Seminário: Desafios e Oportunidades da Logística Reversa no Rio Grande do Sul, aconteceu no Auditório do MP, em Porto Alegre. - Foto: Igor de Almeida

O Governo do Estado, por meio da Secretaria do Meio Ambiente e Infraestrutura (Sema), em parceria com o Instituto Giro, promoveu nesta terça-feira (16/9) o seminário “Desafios e Oportunidades da Logística Reversa no Rio Grande do Sul”. A iniciativa reuniu especialistas do setor público e privado no auditório do Ministério Público do Estado (MP-RS), em Porto Alegre, para debater desde os fundamentos da logística reversa até as estratégias para o fortalecimento da cadeia produtiva.

A abertura do seminário contou com a presença da secretária da Sema, Marjorie Kauffmann, do diretor-presidente da Fundação Estadual de Proteção Ambiental (Fepam), Renato Chagas, da diretora-presidente do Instituto Giro, Jéssica Doumit, da secretária executiva do Consórcio de Integração dos Estados do Sul e Sudeste (Cosud), Roberta Guimarães,  e da promotora de Justiça do Ministério Público de Porto Alegre, Annelise Steigleder. 

Durante sua fala, a secretária Marjorie destacou que a Sema conta com uma Divisão de Saneamento, dentro do Departamento de Recursos Hídricos, que trabalha justamente para aproximar relações e valorizar esses produtos que, no passado, eram vistos apenas como problemas dentro dos empreendimentos. “Nosso objetivo é fortalecer parcerias e garantir a aplicação efetiva da economia circular, sempre com a inclusão de todas as pessoas e a geração de resultados concretos para o meio ambiente e para a sociedade”, afirmou. 

“Cinco pessoas estão sentadas em uma mesa de madeira no plenário, cada uma com microfone à frente.
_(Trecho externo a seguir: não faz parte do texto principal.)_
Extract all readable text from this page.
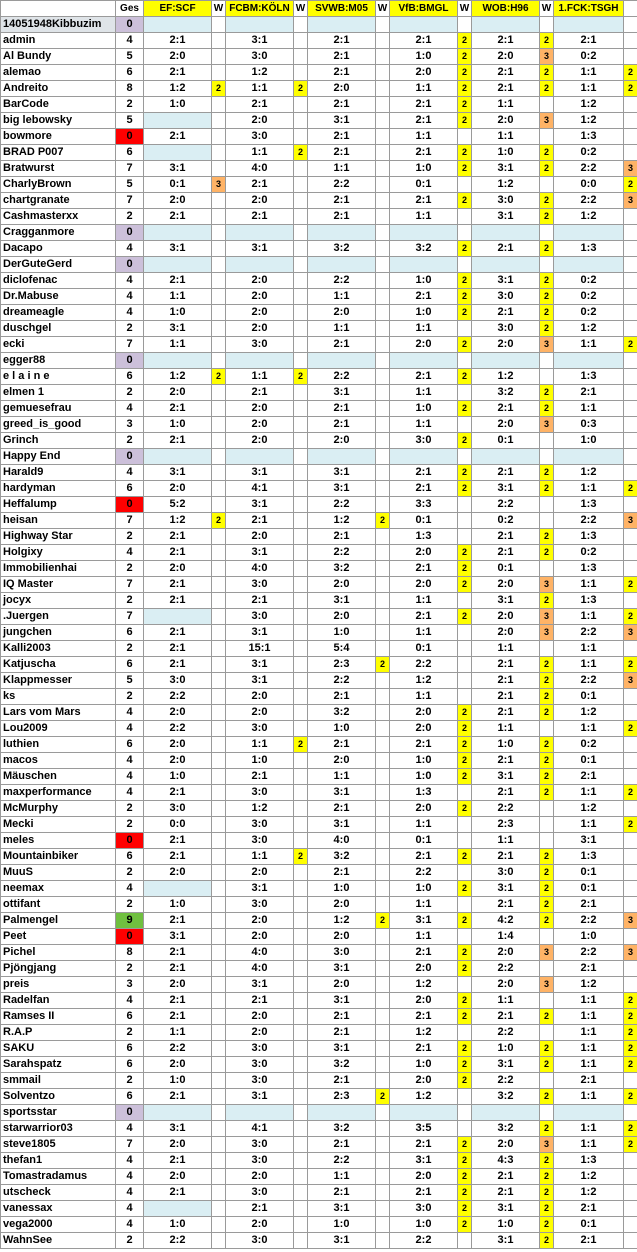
	Ges	EF:SCF	W	FCBM:KÖLN	W	SVWB:M05	W	VfB:BMGL	W	WOB:H96	W	1.FCK:TSGH	
14051948Kibbuzim	0												
admin	4	2:1		3:1		2:1		2:1	2	2:1	2	2:1	
Al Bundy	5	2:0		3:0		2:1		1:0	2	2:0	3	0:2	
alemao	6	2:1		1:2		2:1		2:0	2	2:1	2	1:1	2
Andreito	8	1:2	2	1:1	2	2:0		1:1	2	2:1	2	1:1	2
BarCode	2	1:0		2:1		2:1		2:1	2	1:1		1:2	
big lebowsky	5			2:0		3:1		2:1	2	2:0	3	1:2	
bowmore	0	2:1		3:0		2:1		1:1		1:1		1:3	
BRAD P007	6			1:1	2	2:1		2:1	2	1:0	2	0:2	
Bratwurst	7	3:1		4:0		1:1		1:0	2	3:1	2	2:2	3
CharlyBrown	5	0:1	3	2:1		2:2		0:1		1:2		0:0	2
chartgranate	7	2:0		2:0		2:1		2:1	2	3:0	2	2:2	3
Cashmasterxx	2	2:1		2:1		2:1		1:1		3:1	2	1:2	
Cragganmore	0												
Dacapo	4	3:1		3:1		3:2		3:2	2	2:1	2	1:3	
DerGuteGerd	0												
diclofenac	4	2:1		2:0		2:2		1:0	2	3:1	2	0:2	
Dr.Mabuse	4	1:1		2:0		1:1		2:1	2	3:0	2	0:2	
dreameagle	4	1:0		2:0		2:0		1:0	2	2:1	2	0:2	
duschgel	2	3:1		2:0		1:1		1:1		3:0	2	1:2	
ecki	7	1:1		3:0		2:1		2:0	2	2:0	3	1:1	2
egger88	0												
e l a i n e	6	1:2	2	1:1	2	2:2		2:1	2	1:2		1:3	
elmen 1	2	2:0		2:1		3:1		1:1		3:2	2	2:1	
gemuesefrau	4	2:1		2:0		2:1		1:0	2	2:1	2	1:1	
greed_is_good	3	1:0		2:0		2:1		1:1		2:0	3	0:3	
Grinch	2	2:1		2:0		2:0		3:0	2	0:1		1:0	
Happy End	0												
Harald9	4	3:1		3:1		3:1		2:1	2	2:1	2	1:2	
hardyman	6	2:0		4:1		3:1		2:1	2	3:1	2	1:1	2
Heffalump	0	5:2		3:1		2:2		3:3		2:2		1:3	
heisan	7	1:2	2	2:1		1:2	2	0:1		0:2		2:2	3
Highway Star	2	2:1		2:0		2:1		1:3		2:1	2	1:3	
Holgixy	4	2:1		3:1		2:2		2:0	2	2:1	2	0:2	
Immobilienhai	2	2:0		4:0		3:2		2:1	2	0:1		1:3	
IQ Master	7	2:1		3:0		2:0		2:0	2	2:0	3	1:1	2
jocyx	2	2:1		2:1		3:1		1:1		3:1	2	1:3	
.Juergen	7			3:0		2:0		2:1	2	2:0	3	1:1	2
jungchen	6	2:1		3:1		1:0		1:1		2:0	3	2:2	3
Kalli2003	2	2:1		15:1		5:4		0:1		1:1		1:1	
Katjuscha	6	2:1		3:1		2:3	2	2:2		2:1	2	1:1	2
Klappmesser	5	3:0		3:1		2:2		1:2		2:1	2	2:2	3
ks	2	2:2		2:0		2:1		1:1		2:1	2	0:1	
Lars vom Mars	4	2:0		2:0		3:2		2:0	2	2:1	2	1:2	
Lou2009	4	2:2		3:0		1:0		2:0	2	1:1		1:1	2
luthien	6	2:0		1:1	2	2:1		2:1	2	1:0	2	0:2	
macos	4	2:0		1:0		2:0		1:0	2	2:1	2	0:1	
Mäuschen	4	1:0		2:1		1:1		1:0	2	3:1	2	2:1	
maxperformance	4	2:1		3:0		3:1		1:3		2:1	2	1:1	2
McMurphy	2	3:0		1:2		2:1		2:0	2	2:2		1:2	
Mecki	2	0:0		3:0		3:1		1:1		2:3		1:1	2
meles	0	2:1		3:0		4:0		0:1		1:1		3:1	
Mountainbiker	6	2:1		1:1	2	3:2		2:1	2	2:1	2	1:3	
MuuS	2	2:0		2:0		2:1		2:2		3:0	2	0:1	
neemax	4			3:1		1:0		1:0	2	3:1	2	0:1	
ottifant	2	1:0		3:0		2:0		1:1		2:1	2	2:1	
Palmengel	9	2:1		2:0		1:2	2	3:1	2	4:2	2	2:2	3
Peet	0	3:1		2:0		2:0		1:1		1:4		1:0	
Pichel	8	2:1		4:0		3:0		2:1	2	2:0	3	2:2	3
Pjöngjang	2	2:1		4:0		3:1		2:0	2	2:2		2:1	
preis	3	2:0		3:1		2:0		1:2		2:0	3	1:2	
Radelfan	4	2:1		2:1		3:1		2:0	2	1:1		1:1	2
Ramses II	6	2:1		2:0		2:1		2:1	2	2:1	2	1:1	2
R.A.P	2	1:1		2:0		2:1		1:2		2:2		1:1	2
SAKU	6	2:2		3:0		3:1		2:1	2	1:0	2	1:1	2
Sarahspatz	6	2:0		3:0		3:2		1:0	2	3:1	2	1:1	2
smmail	2	1:0		3:0		2:1		2:0	2	2:2		2:1	
Solventzo	6	2:1		3:1		2:3	2	1:2		3:2	2	1:1	2
sportsstar	0												
starwarrior03	4	3:1		4:1		3:2		3:5		3:2	2	1:1	2
steve1805	7	2:0		3:0		2:1		2:1	2	2:0	3	1:1	2
thefan1	4	2:1		3:0		2:2		3:1	2	4:3	2	1:3	
Tomastradamus	4	2:0		2:0		1:1		2:0	2	2:1	2	1:2	
utscheck	4	2:1		3:0		2:1		2:1	2	2:1	2	1:2	
vanessax	4			2:1		3:1		3:0	2	3:1	2	2:1	
vega2000	4	1:0		2:0		1:0		1:0	2	1:0	2	0:1	
WahnSee	2	2:2		3:0		3:1		2:2		3:1	2	2:1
Uma mulher fala ao microfone enquanto as demais acompanham. Ao fundo, há um painel de madeira e parte de um telão projetado.”
Seminário debate desde os fundamentos da logística reversa até as estratégias para o fortalecimento da cadeia produtiva. - Foto: Igor de Almeida

O primeiro painel temático, intitulado: “A logística reversa de embalagens em geral: avanços e desafios a serem superados no Rio Grande do Sul”, apresentou um panorama dos progressos alcançados, por meio de programas, legislações e políticas públicas vigentes e discutiu os obstáculos que ainda precisam ser enfrentados. Mediado por Gabriel Ritter, engenheiro ambiental e diretor técnico da Fepam, o debate contou com as contribuições de Walter Souza, engenheiro ambiental e chefe da Divisão de Saneamento da Sema, de Annelise Steigleder, promotora de Justiça da Promotoria de Meio Ambiente de Porto Alegre e do presidente do Sindicato da Indústria do Material Plástico do RS (Sinplast), Alfredo Schmidt. 

O segundo painel: “Oportunidades na qualificação da coleta seletiva a partir da logística reversa de embalagens em geral”, destacou o papel das cooperativas na valorização dos resíduos e na inclusão social.  A mediação foi realizada por Marion Heirich, advogada e assessora técnica de Meio Ambiente da Federação das Associações de Municípios do Rio Grande do Sul (Famurs). Participaram como painelistas: Jéssica Doumit, diretora-presidente do Instituto Giro; Gilberto Pena, tesoureiro da Cooperativa de Trabalho e Habitação Nosso Lar (Cooperlar); Carlos Eduardo Balestrin Flores, engenheiro sanitarista e representante do Consórcio Intermunicipal de Gestão de Resíduos Sólidos (Cigres); e Ana Paula Domingues da Silveira, coordenadora da Cooperativa de Recicladores de Canoas (Coopcamate).

Já o terceiro painel “Logística reversa de embalagens em geral como estratégia de desenvolvimento da cadeia produtiva” tratou das oportunidades econômicas do setor e da inovação como ferramenta para ampliar o reaproveitamento de materiais. A discussão foi mediada por Ailton Storolli, responsável técnico da Associação de Logística Reversa de Embalagens (Aslore), e contou com as participações de Tânia Sassioto, diretora de inovação da Eureciclo; Alfredo Schmitt, presidente do Sindicato da Indústria do Material Plástico no RS (Sinplast); Clineu Nunes Alvarenga, presidente do Instituto Nacional da Reciclagem (Inesfa); e Rodrigo Petry Terra, advogado especializado em jurídico tributário. O painel destacou que a logística reversa, além de ser uma estratégia ambiental, representa também um vetor de inovação e desenvolvimento para a indústria.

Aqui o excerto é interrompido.